FinTwitBERT is a language model specifically trained to understand and analyze financial conversations on Twitter. It's designed to pick up on the unique ways people talk about finance online, making it a valuable tool for anyone interested in financial trends and sentiments expressed through tweets.
Understanding financial markets can be challenging, especially when analyzing the vast amount of opinions and discussions on social media. FinTwitBERT is here to make sense of financial conversations on Twitter. It's a specialized tool that interprets the unique language and abbreviations used in financial tweets, helping users gain insights into market trends and sentiments.
This model was developed to fill a gap in traditional language processing tools, which often struggle with the shorthand and jargon found in financial tweets. Whether you're a financial professional, a market enthusiast, or someone curious about financial trends on social media, FinTwitBERT offers an easy-to-use solution to navigate and understand these discussions.
FinTwitBERT utilizes a diverse set of financial tweets for pre-training, including Taborda et al.'s Stock Market Tweets Data with over 940K tweets, and our dataset, Financial Tweets, with detailed statistics provided below.
For finetuning, we use several datasets, each offering varied sentiments in financial contexts. A collection of real-world, labeled datasets can be found on Huggingface. On top of that, we also created a synthetic dataset containing 1.43M tweets and corresponding sentiment labels. You can find that dataset here.
FinTwitBERT is based on FinBERT with added masks for user mentions (@USER
) and URLs ([URL]
).
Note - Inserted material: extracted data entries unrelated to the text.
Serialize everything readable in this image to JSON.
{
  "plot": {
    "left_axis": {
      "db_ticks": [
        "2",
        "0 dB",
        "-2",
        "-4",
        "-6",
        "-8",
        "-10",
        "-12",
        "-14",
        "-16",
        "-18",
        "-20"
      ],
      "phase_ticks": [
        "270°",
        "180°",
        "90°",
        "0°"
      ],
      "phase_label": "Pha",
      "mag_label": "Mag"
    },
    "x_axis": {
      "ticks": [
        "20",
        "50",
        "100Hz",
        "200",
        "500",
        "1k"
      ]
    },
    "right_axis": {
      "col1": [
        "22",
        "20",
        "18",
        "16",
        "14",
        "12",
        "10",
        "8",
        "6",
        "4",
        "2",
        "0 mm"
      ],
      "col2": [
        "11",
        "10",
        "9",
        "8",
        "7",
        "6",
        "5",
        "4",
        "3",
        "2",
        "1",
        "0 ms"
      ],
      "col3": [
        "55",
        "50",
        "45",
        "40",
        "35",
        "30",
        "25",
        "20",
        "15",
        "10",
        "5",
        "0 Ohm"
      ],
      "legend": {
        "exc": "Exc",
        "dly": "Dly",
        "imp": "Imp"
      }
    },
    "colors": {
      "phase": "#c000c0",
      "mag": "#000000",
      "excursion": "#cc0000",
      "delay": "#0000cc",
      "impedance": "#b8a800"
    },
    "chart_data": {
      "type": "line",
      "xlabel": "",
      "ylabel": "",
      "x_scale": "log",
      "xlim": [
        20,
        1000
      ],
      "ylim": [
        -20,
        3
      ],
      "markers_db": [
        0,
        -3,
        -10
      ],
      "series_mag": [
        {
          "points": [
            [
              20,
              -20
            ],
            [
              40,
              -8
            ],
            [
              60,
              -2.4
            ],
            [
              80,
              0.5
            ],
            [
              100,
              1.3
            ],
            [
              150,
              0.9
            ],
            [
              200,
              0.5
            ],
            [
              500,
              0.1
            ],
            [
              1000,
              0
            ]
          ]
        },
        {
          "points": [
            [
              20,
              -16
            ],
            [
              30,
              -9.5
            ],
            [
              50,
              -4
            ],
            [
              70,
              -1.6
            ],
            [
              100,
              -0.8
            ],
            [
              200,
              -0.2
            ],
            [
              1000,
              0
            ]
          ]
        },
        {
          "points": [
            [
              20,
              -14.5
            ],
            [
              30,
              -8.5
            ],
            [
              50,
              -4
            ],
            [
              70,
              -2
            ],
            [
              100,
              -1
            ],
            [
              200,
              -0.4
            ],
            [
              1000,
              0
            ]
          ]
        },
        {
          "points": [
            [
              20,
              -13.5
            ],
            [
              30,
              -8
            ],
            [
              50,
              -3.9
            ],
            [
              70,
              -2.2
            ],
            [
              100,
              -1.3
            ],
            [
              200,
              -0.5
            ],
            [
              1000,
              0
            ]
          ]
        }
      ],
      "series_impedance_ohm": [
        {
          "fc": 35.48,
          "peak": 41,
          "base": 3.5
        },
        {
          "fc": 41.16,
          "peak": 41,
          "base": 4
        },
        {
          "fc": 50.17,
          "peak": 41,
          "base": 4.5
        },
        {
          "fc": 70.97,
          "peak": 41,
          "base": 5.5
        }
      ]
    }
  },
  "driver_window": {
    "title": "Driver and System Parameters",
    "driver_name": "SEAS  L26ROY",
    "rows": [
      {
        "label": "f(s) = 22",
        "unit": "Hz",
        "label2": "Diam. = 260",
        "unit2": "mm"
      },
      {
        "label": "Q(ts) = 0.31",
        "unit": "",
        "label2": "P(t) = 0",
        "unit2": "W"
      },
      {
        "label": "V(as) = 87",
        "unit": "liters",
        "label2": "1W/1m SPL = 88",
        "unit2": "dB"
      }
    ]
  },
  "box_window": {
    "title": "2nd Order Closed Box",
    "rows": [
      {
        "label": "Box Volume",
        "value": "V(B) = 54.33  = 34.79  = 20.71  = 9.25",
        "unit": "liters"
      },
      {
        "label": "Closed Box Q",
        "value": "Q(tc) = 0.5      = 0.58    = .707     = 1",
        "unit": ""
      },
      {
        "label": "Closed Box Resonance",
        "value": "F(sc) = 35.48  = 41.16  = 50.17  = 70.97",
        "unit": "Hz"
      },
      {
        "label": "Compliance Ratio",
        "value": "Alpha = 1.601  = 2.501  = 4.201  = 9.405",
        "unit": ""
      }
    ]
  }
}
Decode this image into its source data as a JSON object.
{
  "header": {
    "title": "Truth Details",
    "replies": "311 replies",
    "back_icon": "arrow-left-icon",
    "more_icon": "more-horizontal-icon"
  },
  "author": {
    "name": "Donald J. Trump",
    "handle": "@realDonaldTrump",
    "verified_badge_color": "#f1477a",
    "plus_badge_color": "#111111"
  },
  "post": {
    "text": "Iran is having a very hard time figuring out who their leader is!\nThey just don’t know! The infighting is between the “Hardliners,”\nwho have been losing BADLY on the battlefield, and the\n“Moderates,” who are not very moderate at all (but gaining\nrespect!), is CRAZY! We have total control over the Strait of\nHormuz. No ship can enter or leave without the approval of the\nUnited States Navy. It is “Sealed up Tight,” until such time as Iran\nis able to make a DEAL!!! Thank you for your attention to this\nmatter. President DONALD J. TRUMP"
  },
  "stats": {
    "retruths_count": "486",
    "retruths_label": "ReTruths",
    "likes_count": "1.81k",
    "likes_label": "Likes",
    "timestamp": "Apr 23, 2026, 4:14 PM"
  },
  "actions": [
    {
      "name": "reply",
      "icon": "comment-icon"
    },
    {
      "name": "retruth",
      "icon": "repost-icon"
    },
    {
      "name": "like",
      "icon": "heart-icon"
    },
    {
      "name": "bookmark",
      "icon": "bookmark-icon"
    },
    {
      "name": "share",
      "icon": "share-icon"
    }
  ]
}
The model is pre-trained for 10 epochs with a focus on minimizing loss and applying early stopping to prevent overfitting.
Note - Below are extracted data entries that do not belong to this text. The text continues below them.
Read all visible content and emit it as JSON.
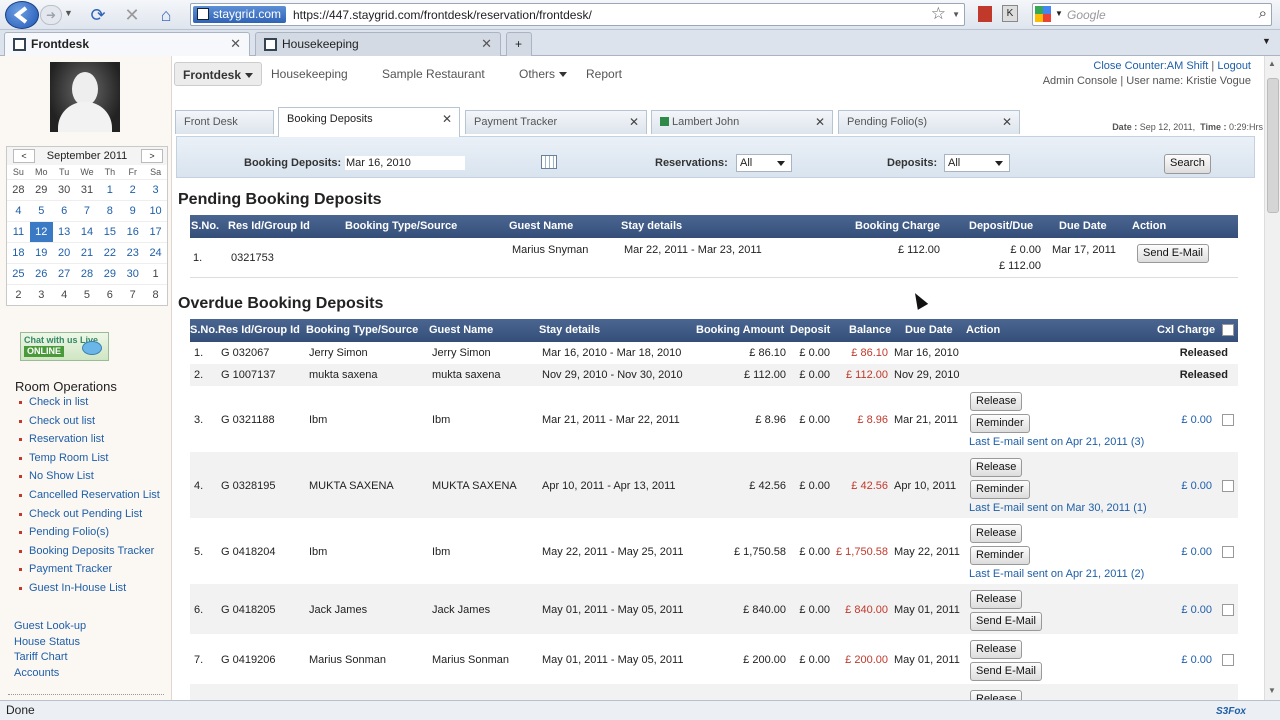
{
  "browser": {
    "site_badge": "staygrid.com",
    "url": "https://447.staygrid.com/frontdesk/reservation/frontdesk/",
    "search_placeholder": "Google",
    "tabs": [
      {
        "label": "Frontdesk",
        "close": "✕"
      },
      {
        "label": "Housekeeping",
        "close": "✕"
      }
    ],
    "new_tab": "+",
    "status": "Done",
    "addon_badge": "S3Fox"
  },
  "app_nav": {
    "items": [
      "Frontdesk",
      "Housekeeping",
      "Sample Restaurant",
      "Others",
      "Report"
    ]
  },
  "account": {
    "line1_a": "Close Counter:AM Shift",
    "line1_b": "Logout",
    "line2": "Admin Console | User name: Kristie Vogue",
    "date_label": "Date :",
    "date_value": "Sep 12, 2011,",
    "time_label": "Time :",
    "time_value": "0:29:Hrs"
  },
  "calendar": {
    "prev": "<",
    "next": ">",
    "month": "September 2011",
    "dows": [
      "Su",
      "Mo",
      "Tu",
      "We",
      "Th",
      "Fr",
      "Sa"
    ],
    "days": [
      [
        "28",
        "29",
        "30",
        "31",
        "1",
        "2",
        "3"
      ],
      [
        "4",
        "5",
        "6",
        "7",
        "8",
        "9",
        "10"
      ],
      [
        "11",
        "12",
        "13",
        "14",
        "15",
        "16",
        "17"
      ],
      [
        "18",
        "19",
        "20",
        "21",
        "22",
        "23",
        "24"
      ],
      [
        "25",
        "26",
        "27",
        "28",
        "29",
        "30",
        "1"
      ],
      [
        "2",
        "3",
        "4",
        "5",
        "6",
        "7",
        "8"
      ]
    ],
    "today": "12"
  },
  "chat": {
    "line1": "Chat with us Live",
    "line2": "ONLINE"
  },
  "sidebar": {
    "section_title": "Room Operations",
    "room_ops": [
      "Check in list",
      "Check out list",
      "Reservation list",
      "Temp Room List",
      "No Show List",
      "Cancelled Reservation List",
      "Check out Pending List",
      "Pending Folio(s)",
      "Booking Deposits Tracker",
      "Payment Tracker",
      "Guest In-House List"
    ],
    "more": [
      "Guest Look-up",
      "House Status",
      "Tariff Chart",
      "Accounts"
    ]
  },
  "content_tabs": [
    {
      "label": "Front Desk"
    },
    {
      "label": "Booking Deposits",
      "close": "✕"
    },
    {
      "label": "Payment Tracker",
      "close": "✕"
    },
    {
      "label": "Lambert John",
      "close": "✕"
    },
    {
      "label": "Pending Folio(s)",
      "close": "✕"
    }
  ],
  "filter": {
    "booking_label": "Booking Deposits:",
    "booking_value": "Mar 16, 2010",
    "res_label": "Reservations:",
    "res_value": "All",
    "dep_label": "Deposits:",
    "dep_value": "All",
    "search": "Search"
  },
  "pending": {
    "title": "Pending Booking Deposits",
    "headers": [
      "S.No.",
      "Res Id/Group Id",
      "Booking Type/Source",
      "Guest Name",
      "Stay details",
      "Booking Charge",
      "Deposit/Due",
      "Due Date",
      "Action"
    ],
    "row": {
      "sno": "1.",
      "res": "0321753",
      "guest": "Marius Snyman",
      "stay": "Mar 22, 2011 - Mar 23, 2011",
      "charge": "£ 112.00",
      "deposit": "£ 0.00",
      "due": "£ 112.00",
      "due_date": "Mar 17, 2011",
      "action": "Send E-Mail"
    }
  },
  "overdue": {
    "title": "Overdue Booking Deposits",
    "headers": [
      "S.No.",
      "Res Id/Group Id",
      "Booking Type/Source",
      "Guest Name",
      "Stay details",
      "Booking Amount",
      "Deposit",
      "Balance",
      "Due Date",
      "Action",
      "Cxl Charge"
    ],
    "rows": [
      {
        "sno": "1.",
        "res": "G 032067",
        "source": "Jerry Simon",
        "guest": "Jerry Simon",
        "stay": "Mar 16, 2010 - Mar 18, 2010",
        "amount": "£ 86.10",
        "deposit": "£ 0.00",
        "balance": "£ 86.10",
        "due_date": "Mar 16, 2010",
        "cxl": "Released"
      },
      {
        "sno": "2.",
        "res": "G 1007137",
        "source": "mukta saxena",
        "guest": "mukta saxena",
        "stay": "Nov 29, 2010 - Nov 30, 2010",
        "amount": "£ 112.00",
        "deposit": "£ 0.00",
        "balance": "£ 112.00",
        "due_date": "Nov 29, 2010",
        "cxl": "Released"
      },
      {
        "sno": "3.",
        "res": "G 0321188",
        "source": "Ibm",
        "guest": "Ibm",
        "stay": "Mar 21, 2011 - Mar 22, 2011",
        "amount": "£ 8.96",
        "deposit": "£ 0.00",
        "balance": "£ 8.96",
        "due_date": "Mar 21, 2011",
        "btn1": "Release",
        "btn2": "Reminder",
        "note": "Last E-mail sent on Apr 21, 2011 (3)",
        "cxl": "£ 0.00"
      },
      {
        "sno": "4.",
        "res": "G 0328195",
        "source": "MUKTA SAXENA",
        "guest": "MUKTA SAXENA",
        "stay": "Apr 10, 2011 - Apr 13, 2011",
        "amount": "£ 42.56",
        "deposit": "£ 0.00",
        "balance": "£ 42.56",
        "due_date": "Apr 10, 2011",
        "btn1": "Release",
        "btn2": "Reminder",
        "note": "Last E-mail sent on Mar 30, 2011 (1)",
        "cxl": "£ 0.00"
      },
      {
        "sno": "5.",
        "res": "G 0418204",
        "source": "Ibm",
        "guest": "Ibm",
        "stay": "May 22, 2011 - May 25, 2011",
        "amount": "£ 1,750.58",
        "deposit": "£ 0.00",
        "balance": "£ 1,750.58",
        "due_date": "May 22, 2011",
        "btn1": "Release",
        "btn2": "Reminder",
        "note": "Last E-mail sent on Apr 21, 2011 (2)",
        "cxl": "£ 0.00"
      },
      {
        "sno": "6.",
        "res": "G 0418205",
        "source": "Jack James",
        "guest": "Jack James",
        "stay": "May 01, 2011 - May 05, 2011",
        "amount": "£ 840.00",
        "deposit": "£ 0.00",
        "balance": "£ 840.00",
        "due_date": "May 01, 2011",
        "btn1": "Release",
        "btn2": "Send E-Mail",
        "cxl": "£ 0.00"
      },
      {
        "sno": "7.",
        "res": "G 0419206",
        "source": "Marius Sonman",
        "guest": "Marius Sonman",
        "stay": "May 01, 2011 - May 05, 2011",
        "amount": "£ 200.00",
        "deposit": "£ 0.00",
        "balance": "£ 200.00",
        "due_date": "May 01, 2011",
        "btn1": "Release",
        "btn2": "Send E-Mail",
        "cxl": "£ 0.00"
      },
      {
        "btn1": "Release"
      }
    ]
  },
  "colors": {
    "header_bg": "#3d5a85",
    "link": "#1f5fa8",
    "balance": "#c0392b"
  }
}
Access the pre-trained model and tokenizer at FinTwitBERT on HuggingFace. For the fine-tuned version, visit FinTwitBERT-sentiment on HuggingFace.
# Clone this repository
git clone https://github.com/TimKoornstra/FinTwitBERT
# Install required packages
pip install -r requirements.txt
We offer two models: FinTwitBERT and FinTwitBERT-sentiment. The first is a pre-trained model and tokenizer for masked language modeling (MLM) which can be finetuned for other tasks such as sentiment analysis. This is what the second model is about, it is fine-tuned on sentiment analysis and labels tweets into three categories: bearish, neutral, and bullish.
from transformers import pipeline
pipe = pipeline(
"fill-mask",
model="StephanAkkerman/FinTwitBERT",
)
print(pipe("Bitcoin is a [MASK] coin."))
from transformers import pipeline
pipe = pipeline(
"sentiment-analysis",
model="StephanAkkerman/FinTwitBERT-sentiment",
)
print(pipe("Nice 9% pre market move for $para, pump my calls Uncle Buffett 🤑"))
If you would like to train this model yourself and report the metrics to weights and biases (wandb.ai). You can do so by adding a wandb.env file with the following content: WANDB_API_KEY=your_wandb_api_key
.
If you use FinTwitBERT or FinTwitBERT-sentiment in your research, please cite us as follows, noting that both authors contributed equally to this work:
@misc{FinTwitBERT,
author = {Stephan Akkerman, Tim Koornstra},
title = {FinTwitBERT: A Specialized Language Model for Financial Tweets},
year = {2024},
publisher = {GitHub},
journal = {GitHub repository},
howpublished = {\url{https://github.com/TimKoornstra/FinTwitBERT}}
}
@misc{FinTwitBERT-sentiment,
author = {Stephan Akkerman, Tim Koornstra},
title = {FinTwitBERT-sentiment: A Sentiment Classifier for Financial Tweets},
year = {2024},
publisher = {Hugging Face},
howpublished = {\url{https://huggingface.co/StephanAkkerman/FinTwitBERT-sentiment}}
}
Contributions are welcome! If you have a feature request, bug report, or proposal for code refactoring, please feel free to open an issue on GitHub. We appreciate your help in improving this project.
This project is licensed under the GPL-3.0 License. See the LICENSE file for details.